A final text for a new agreement was “essentially ready and on the table,” according to the European Union’s foreign affairs chief Josep Borrell when the talks were suspended on March 11, 2022, due to Russian demands that U.S. sanctions relief be applied to its future dealings with Iran. It was not clear if a deal could be made without the Russians, which Iran objects to, or if the new demand would prevent an agreement.

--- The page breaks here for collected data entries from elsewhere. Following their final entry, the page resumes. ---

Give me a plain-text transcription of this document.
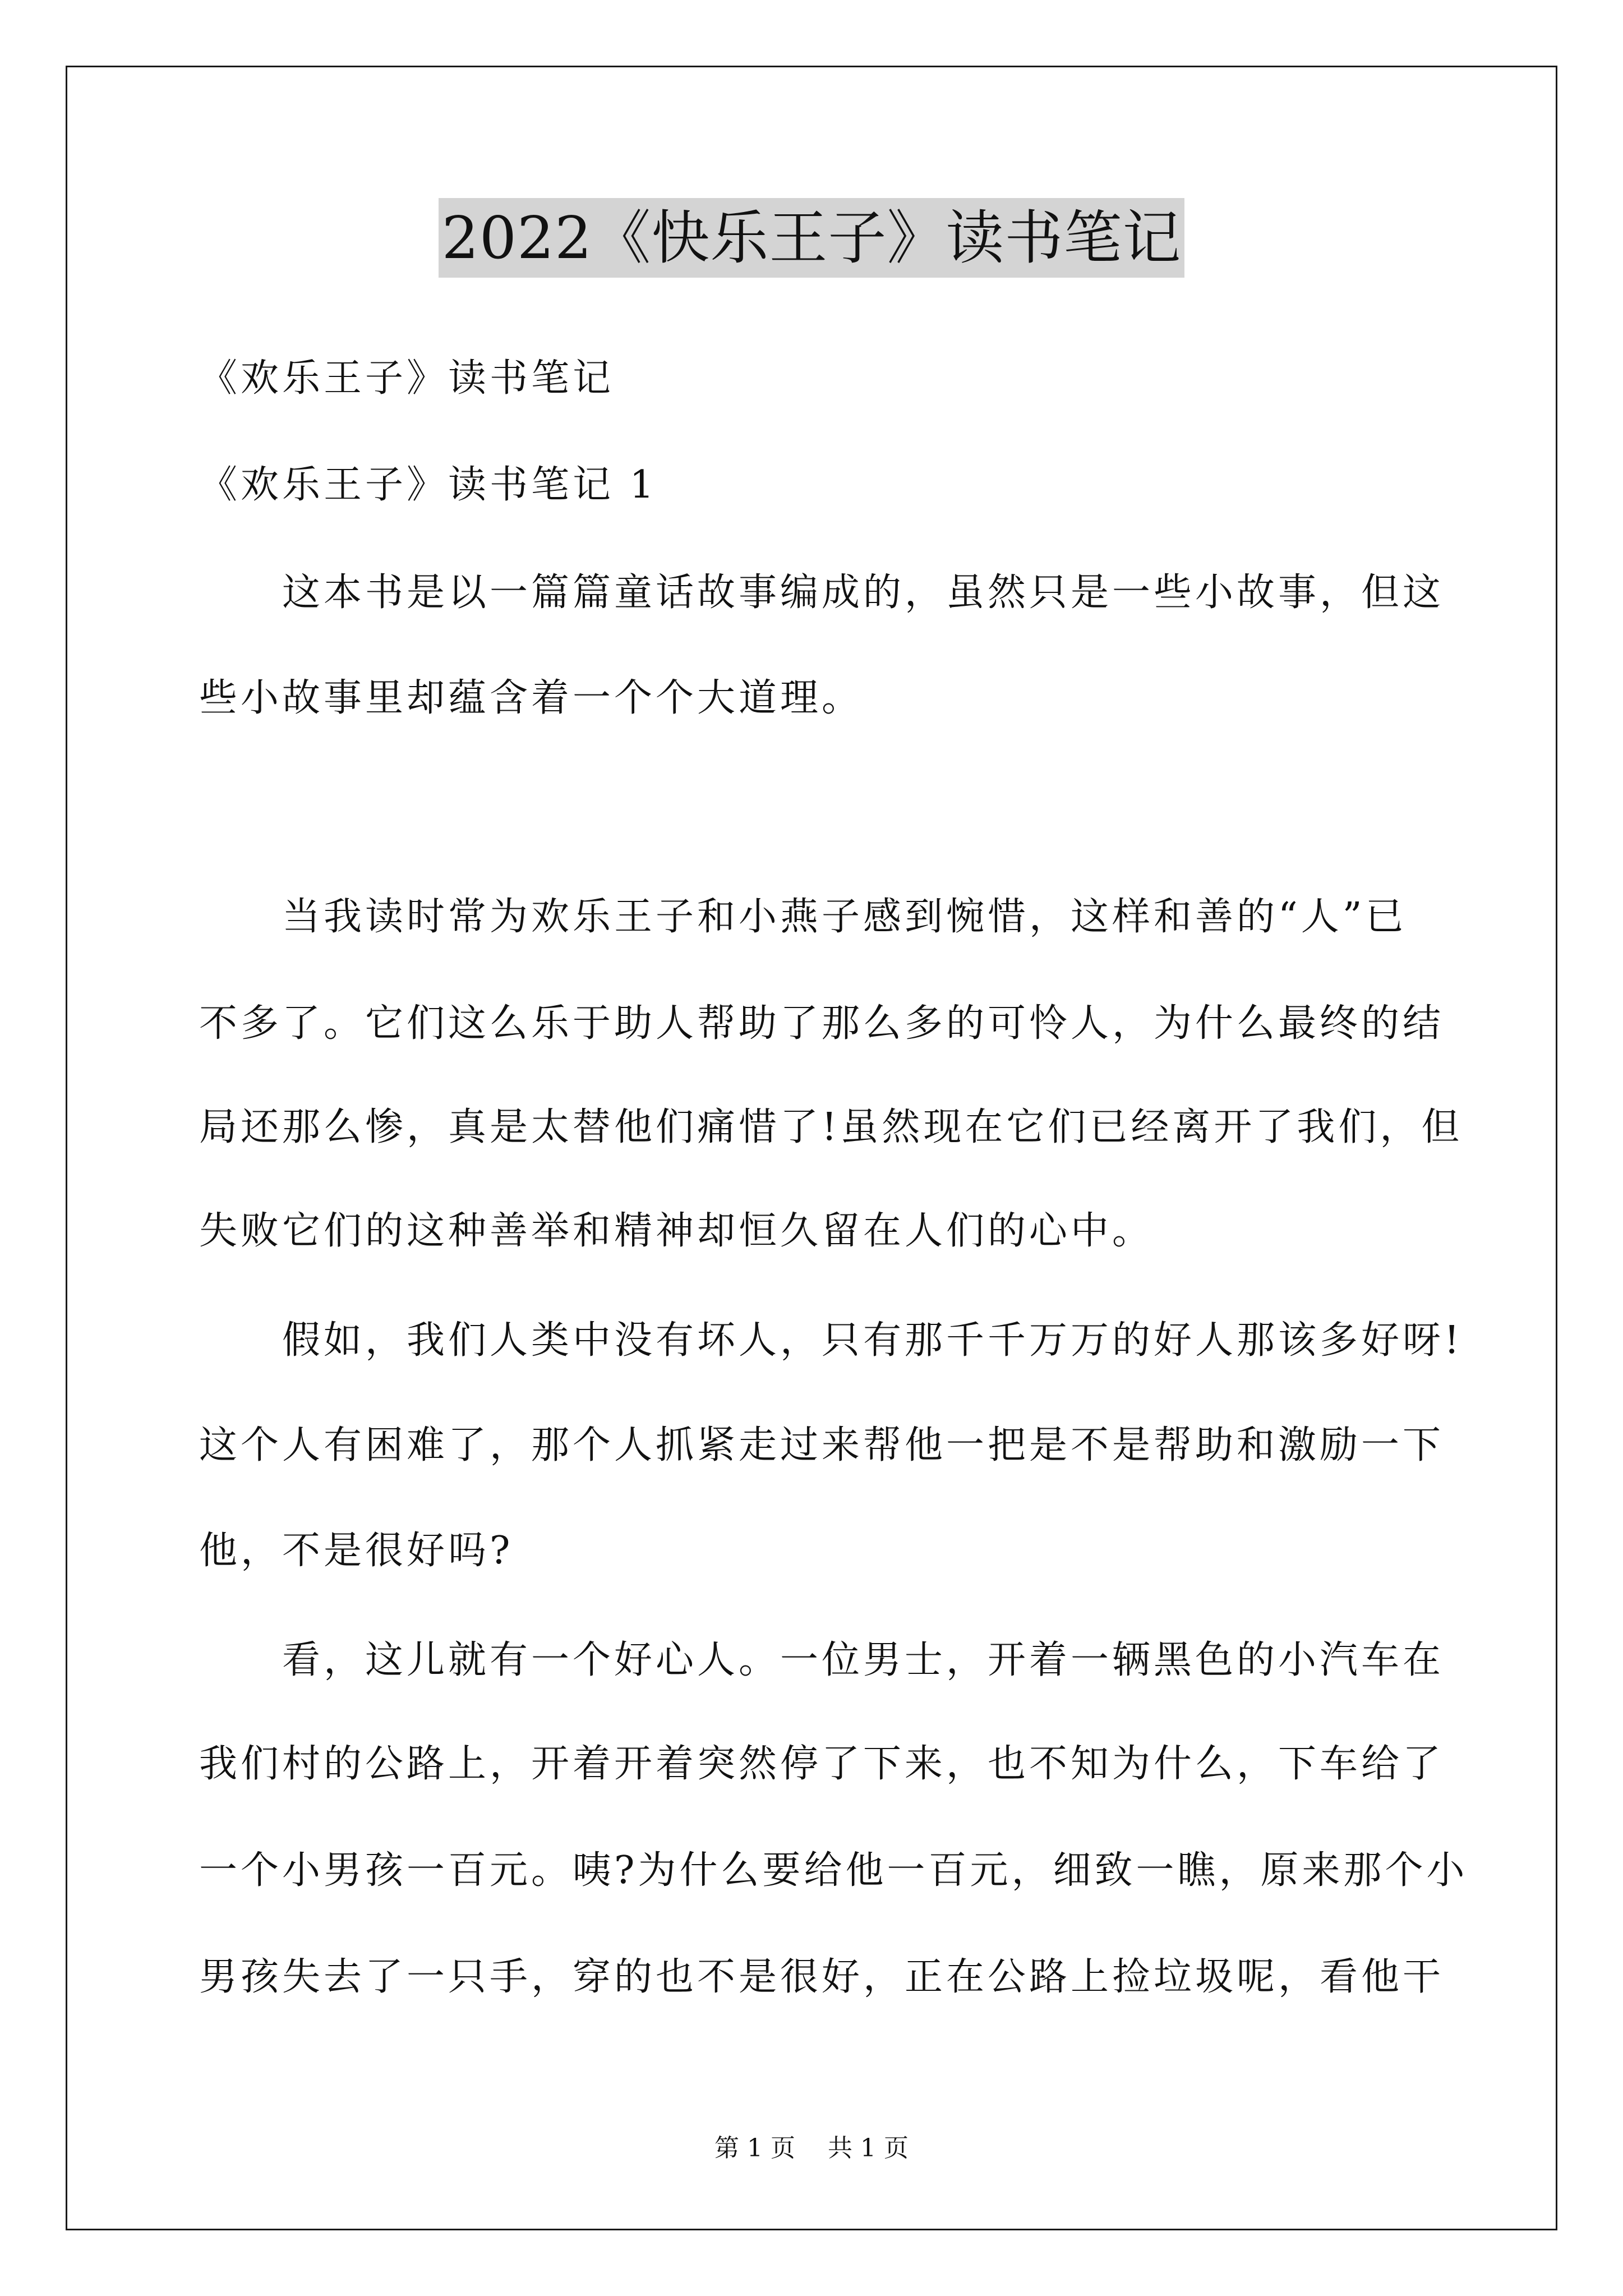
2022《快乐王子》读书笔记
《欢乐王子》读书笔记
《欢乐王子》读书笔记 1
　　这本书是以一篇篇童话故事编成的，虽然只是一些小故事，但这
些小故事里却蕴含着一个个大道理。
　　当我读时常为欢乐王子和小燕子感到惋惜，这样和善的“人”已
不多了。它们这么乐于助人帮助了那么多的可怜人，为什么最终的结
局还那么惨，真是太替他们痛惜了!虽然现在它们已经离开了我们，但
失败它们的这种善举和精神却恒久留在人们的心中。
　　假如，我们人类中没有坏人，只有那千千万万的好人那该多好呀!
这个人有困难了，那个人抓紧走过来帮他一把是不是帮助和激励一下
他，不是很好吗?
　　看，这儿就有一个好心人。一位男士，开着一辆黑色的小汽车在
我们村的公路上，开着开着突然停了下来，也不知为什么，下车给了
一个小男孩一百元。咦?为什么要给他一百元，细致一瞧，原来那个小
男孩失去了一只手，穿的也不是很好，正在公路上捡垃圾呢，看他干
第 1 页　 共 1 页
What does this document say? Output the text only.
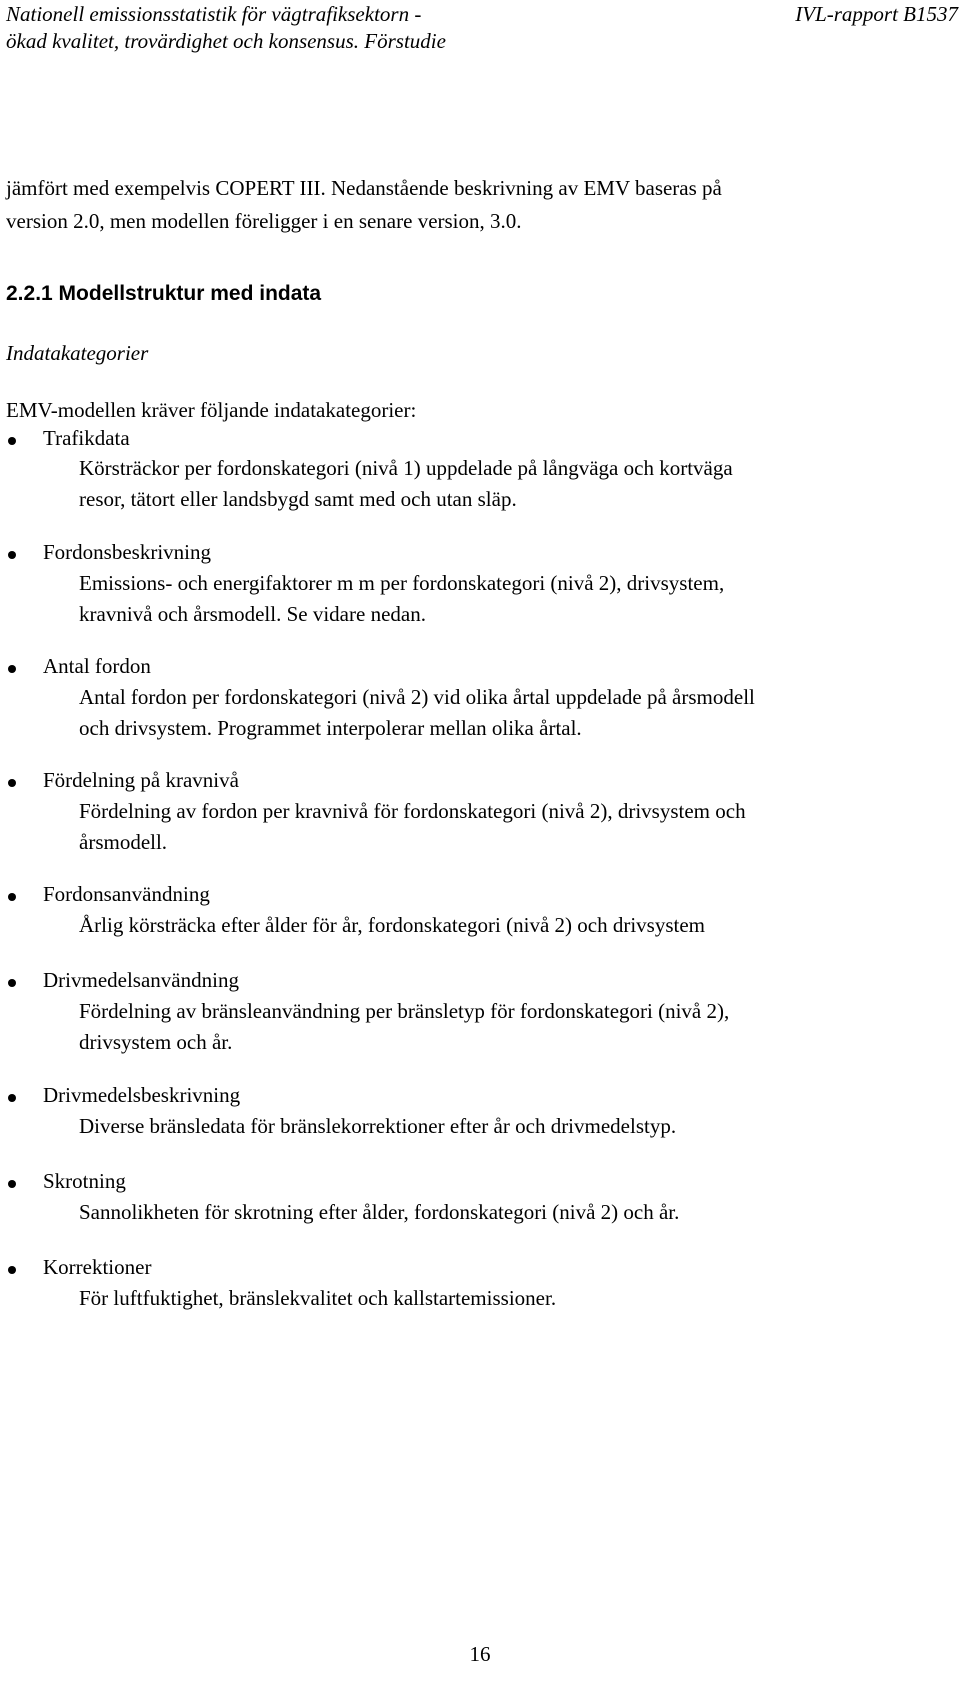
Nationell emissionsstatistik för vägtrafiksektorn -
ökad kvalitet, trovärdighet och konsensus. Förstudie
IVL-rapport B1537
jämfört med exempelvis COPERT III. Nedanstående beskrivning av EMV baseras på
version 2.0, men modellen föreligger i en senare version, 3.0.
2.2.1 Modellstruktur med indata
Indatakategorier
EMV-modellen kräver följande indatakategorier:
Trafikdata
Körsträckor per fordonskategori (nivå 1) uppdelade på långväga och kortväga
resor, tätort eller landsbygd samt med och utan släp.
Fordonsbeskrivning
Emissions- och energifaktorer m m per fordonskategori (nivå 2), drivsystem,
kravnivå och årsmodell. Se vidare nedan.
Antal fordon
Antal fordon per fordonskategori (nivå 2) vid olika årtal uppdelade på årsmodell
och drivsystem. Programmet interpolerar mellan olika årtal.
Fördelning på kravnivå
Fördelning av fordon per kravnivå för fordonskategori (nivå 2), drivsystem och
årsmodell.
Fordonsanvändning
Årlig körsträcka efter ålder för år, fordonskategori (nivå 2) och drivsystem
Drivmedelsanvändning
Fördelning av bränsleanvändning per bränsletyp för fordonskategori (nivå 2),
drivsystem och år.
Drivmedelsbeskrivning
Diverse bränsledata för bränslekorrektioner efter år och drivmedelstyp.
Skrotning
Sannolikheten för skrotning efter ålder, fordonskategori (nivå 2) och år.
Korrektioner
För luftfuktighet, bränslekvalitet och kallstartemissioner.
16
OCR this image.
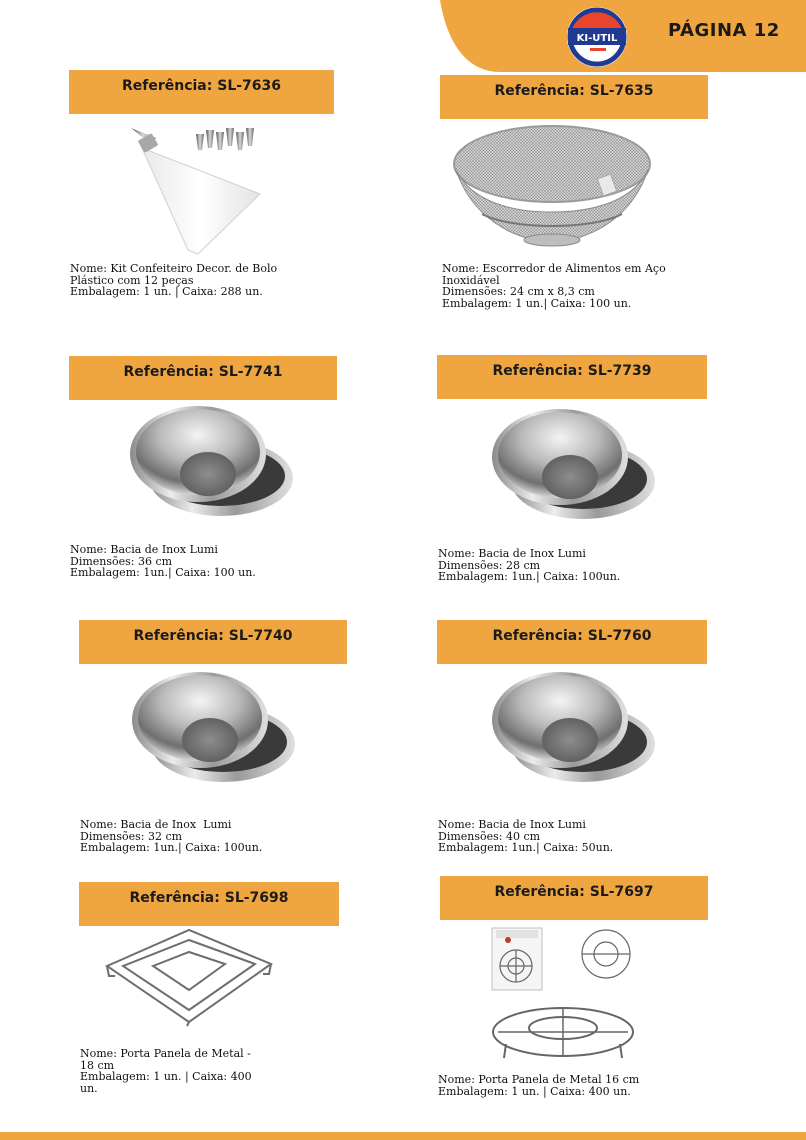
KI-UTIL	PÁGINA 12
Referência: SL-7636
Nome: Kit Confeiteiro Decor. de Bolo
Plástico com 12 peças
Embalagem: 1 un. | Caixa: 288 un.
Referência: SL-7635
Nome: Escorredor de Alimentos em Aço
Inoxidável
Dimensões: 24 cm x 8,3 cm
Embalagem: 1 un.| Caixa: 100 un.
Referência: SL-7741
Nome: Bacia de Inox Lumi
Dimensões: 36 cm
Embalagem: 1un.| Caixa: 100 un.
Referência: SL-7739
Nome: Bacia de Inox Lumi
Dimensões: 28 cm
Embalagem: 1un.| Caixa: 100un.
Referência: SL-7740
Nome: Bacia de Inox  Lumi
Dimensões: 32 cm
Embalagem: 1un.| Caixa: 100un.
Referência: SL-7760
Nome: Bacia de Inox Lumi
Dimensões: 40 cm
Embalagem: 1un.| Caixa: 50un.
Referência: SL-7698
Nome: Porta Panela de Metal -
18 cm
Embalagem: 1 un. | Caixa: 400
un.
Referência: SL-7697
Nome: Porta Panela de Metal 16 cm
Embalagem: 1 un. | Caixa: 400 un.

In what was seen as part of the effort to entice the Iranians to agree to a deal, Britain paid roughly $530 million to secure the release of Nazanin Zaghari-Ratcliffe, an Iranian-British dual citizen who was detained in Iran from April 2016 to March 16, 2022, on charges of espionage for the British government. Former Secretary of State Pompeo accused the UK of paying “blood money” tweeting: “The UK priced taking & holding its citizens hostage at $530 million. We prevented paying blood money— not rewarding hostage-takers. That cash will terrorize Israel, UK & US. Sadly, Iran, w/Russia & China, is rolling the West. Appeasement feels good until it fails— it always does.”

The British government said the payment was to repay a debt for the cancellation of an order of Chieftain tanks following the overthrow of the Shah in 1979.

Renewal of the JCPOA remained stuck as of April 2022 over the issue of delisting the IRGC from the U.S. terrorism list. 

Meanwhile, U.S. Ambassador to Israel Tom Nides said if a new deal is signed Israel won’t face any American restrictions if it wishes to act against Iran. “We’ve been very clear about this. If we have a deal, the Israelis’ hands are not tied. If we don’t have a deal, the Israelis’ hands are certainly not tied....Israel can do and take whatever actions they need to take to protect the state of Israel.”